Lt-Col Bengough arrived in Natal with the 77th Foot in December 1878. He was placed in command of the 2nd Battalion Natal Native Contingent, which formed part of Durnford’s Column, and which was left to protect the frontier at Kranz Kop on the departure of that force to join Glyn’s Column. He crossed the Buffalo River in command of the battalion on 22 January 1879. On receipt of the news of the disaster at Isandlwana, he hastened towards Rorke's Drift, intending to join the General’s force. En route, he received orders to proceed to Helpmakaar near Dundee, KwaZulu-Natal. Bengough was ordered to Umsinga, where, despite the desertion of large numbers of his men, he constructed Fort Bengough. He joined the division of General Edward Newdigate in May, in command of the battalion of which the numbers had increased and the discipline improved. He and the battalion took part in the advance into Zululand. He commanded the headquarters and three companies which were present at the Battle of Ulundi. Bengough was Mentioned in Despatches by General Newdigate on 6 July 1879, who reported the good service rendered by the battalion in scouting and outpost duties during the action. Bengough then served in command of the battalion in Russell’s Column until the capture of the King Cetewayo, when it was disbanded.

Bengough visited the kraal near where British officer Louis-Napoleon, Prince Imperial had been killed on 1 July and recalled that he 'brought away as a memento of the sad event a knobkerry stick, which I found in the kraal, and which now hangs in the hall of my house.' In the wake of a famous battle, especially one that marked the culmination of a war such as Ulundi on 4 July 1879, every European involved in the battle appeared to want to own an object that could serve as a reminder of the event.

==Later career==

In common with a number of other officers after the Anglo-Zulu War, Major Bengough was promoted to brevet lieutenant colonel on 29 November 1879, he returned to regimental duty on 21 June 1880, and he received substantive promotion to that rank on 1 July 1881. He was on half-pay for a period commencing on 29 April 1882, when he was appointed Assistant Adjutant General at Madras. and was promoted colonel on 29 November 1883. He took part in the Third Anglo-Burmese War, and was Mentioned in Despatches on 26 March 1886. He was given command of a Brigade in the Madras Army on 8 November 1886, and was appointed a Companion of the Order of the Bath (CB) on 26 November 1886. He relinquished command of the brigade on 13 November 1891. He was appointed local major general, when he went to Jamaica on 25 October 1893. The rank was made permanent on 13 February 1894, and he relinquished the Jamaica command on 19 December 1894.

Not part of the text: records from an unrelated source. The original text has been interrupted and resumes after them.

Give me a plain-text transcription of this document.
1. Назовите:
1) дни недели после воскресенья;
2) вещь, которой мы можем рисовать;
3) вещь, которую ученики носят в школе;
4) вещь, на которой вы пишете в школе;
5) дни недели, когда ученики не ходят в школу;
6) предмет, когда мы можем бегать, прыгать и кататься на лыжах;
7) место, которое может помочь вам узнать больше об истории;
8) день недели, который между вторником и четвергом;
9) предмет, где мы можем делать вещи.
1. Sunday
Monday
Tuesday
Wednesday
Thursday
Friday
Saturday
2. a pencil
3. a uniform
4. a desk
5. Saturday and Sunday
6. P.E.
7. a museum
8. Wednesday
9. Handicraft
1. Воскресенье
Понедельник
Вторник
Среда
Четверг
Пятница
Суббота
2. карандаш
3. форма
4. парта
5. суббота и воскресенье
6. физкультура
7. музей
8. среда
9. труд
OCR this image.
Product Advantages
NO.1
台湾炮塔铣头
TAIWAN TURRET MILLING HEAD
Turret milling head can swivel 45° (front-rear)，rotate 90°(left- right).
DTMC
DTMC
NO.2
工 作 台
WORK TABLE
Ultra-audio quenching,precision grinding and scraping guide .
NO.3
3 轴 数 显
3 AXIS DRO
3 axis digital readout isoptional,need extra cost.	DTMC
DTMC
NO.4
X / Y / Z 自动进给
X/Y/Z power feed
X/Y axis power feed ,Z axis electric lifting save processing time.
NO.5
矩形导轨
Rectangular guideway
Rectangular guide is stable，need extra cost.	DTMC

His last command was of the 1st Infantry Brigade of the Aldershot Division with the rank of major general, he relinquished command on 1 December 1897. He retired from the service on 29 November 1898; Bengough himself says that he did so "a little before the Boer War of 1899". He was promoted Knight Commander of the Order of the Bath (KCB) on 26 June 1908. He died in West Bognor on 20 March 1922.

==Writings==
- Bengough, HM (1913). "Memories of a Soldiers Life"
- "Mounted infantry" (translated from the "Voyennei sbornik," a Russian military magazine in 1883)
- Bengough, Colonel HM (1892). "Lecture on Modern infantry fire tactics. (Offensive.) ... on Tuesday, December 6, 1892, in the Prince Consort's and Military ... C. Mansfield Clarke, ... in the chair"

==Interest in sport==

Whilst commanding the 1st Infantry Brigade in Aldershot in the 1890s he expressed the opinion that: "There can be no better pastime for soldiers than football, combining as it does skill, judgment, pluck. resource, activity — all soldierly qualities — and affording amusement to all, from the recruit enjoying the humble punt-about on the parade groundto the crowds of enthusiasts keenly watching a hard contested struggle for the final ties for the Army Cup."

In his memoirs he gives an account of his adventures in the realm of sport — pig-sticking, tiger-shooting, and pursuing other forms of game in India and elsewhere.